El tiempo pareció detenerse, el Ave Fénix convencida de que recuperó su sentido gracias al dolor, notó de nuevo que sería una tumba enorme para el, pero reflexionó que no era por su gran tamaño o grandeza; si no por que el odio que creó con el resto de las especies no podría irse por un hueco tan pequeño. El Ave Fénix con enorme furia cayó en la razón del ave retadora quien gozaba su icertidumbre, sus alas casi echas cenizas respondieron al sentido de supervivencia, con gran estilo aletearon para sacar del abismo al Ave Fénix, su cola practicamente en llamas iba dejando a su paso una estela de fuego como si tratase de juegos pirotécnicos, su plumaje adoptó un color similar al del fuego y su pico, podia trinar mas fuerte que el sonido de una tormenta electrica. El Ave Fénix lo hizo, recuperó a su única amiga, la supervivencia.

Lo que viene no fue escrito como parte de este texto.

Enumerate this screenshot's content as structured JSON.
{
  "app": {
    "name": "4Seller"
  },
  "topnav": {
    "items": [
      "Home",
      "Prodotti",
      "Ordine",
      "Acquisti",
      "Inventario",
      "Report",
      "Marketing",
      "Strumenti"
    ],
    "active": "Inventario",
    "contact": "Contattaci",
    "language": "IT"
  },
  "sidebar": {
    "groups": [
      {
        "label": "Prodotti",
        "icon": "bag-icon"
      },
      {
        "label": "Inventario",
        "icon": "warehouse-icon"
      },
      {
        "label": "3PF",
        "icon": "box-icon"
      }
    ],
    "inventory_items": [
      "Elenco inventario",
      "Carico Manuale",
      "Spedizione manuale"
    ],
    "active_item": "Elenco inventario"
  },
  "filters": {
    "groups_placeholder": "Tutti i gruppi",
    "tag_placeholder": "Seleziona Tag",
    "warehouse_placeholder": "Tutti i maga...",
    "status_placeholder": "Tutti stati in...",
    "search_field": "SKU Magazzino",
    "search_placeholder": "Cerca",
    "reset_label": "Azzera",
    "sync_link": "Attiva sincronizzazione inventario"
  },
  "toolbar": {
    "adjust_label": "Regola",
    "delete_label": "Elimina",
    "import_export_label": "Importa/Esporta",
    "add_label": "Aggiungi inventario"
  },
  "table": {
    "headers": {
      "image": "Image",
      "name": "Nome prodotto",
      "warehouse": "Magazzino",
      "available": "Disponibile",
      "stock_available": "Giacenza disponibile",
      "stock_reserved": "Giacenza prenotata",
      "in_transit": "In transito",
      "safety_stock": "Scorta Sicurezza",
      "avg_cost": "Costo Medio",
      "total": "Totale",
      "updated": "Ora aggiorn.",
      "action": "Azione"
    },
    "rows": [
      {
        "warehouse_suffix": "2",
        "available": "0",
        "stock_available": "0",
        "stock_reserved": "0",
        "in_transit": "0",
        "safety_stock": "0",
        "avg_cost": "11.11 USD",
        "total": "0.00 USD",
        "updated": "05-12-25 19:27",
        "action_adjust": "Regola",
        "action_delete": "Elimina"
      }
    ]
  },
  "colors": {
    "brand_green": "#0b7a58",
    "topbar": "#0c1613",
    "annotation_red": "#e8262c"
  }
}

Fué entonces que el Ave Fénix perdió la arrogancia, pero adoptó la sabiduría y la filosofía de la muerte, por encima de todo busca revancha a quien la gane una partida; se creé que el Ave que retó a Fénix no fué alguien mas, que su propia conciencia, por eso es a la unica especie a quien no le gana revanchas, pues irónicamente ni el Ave Fénix ni nosotros, ni ninguna especie del planeta, sabemos que lo unico que nos domina a nosotros, somos nosotros mismos...
La fabula del Ave Fénix tiene multiples interpretaciones, no son todas buenas, no son todas malas, lo que si es verdad es que pocos tienen la facultad de querer luchar en contra de todo y demostrar que uno sigue siendo tan fuerte, como cuando en verdad lo eramos, sin importar todo lo que tenga que luchar, su unico motivo es alzarse como el más grande.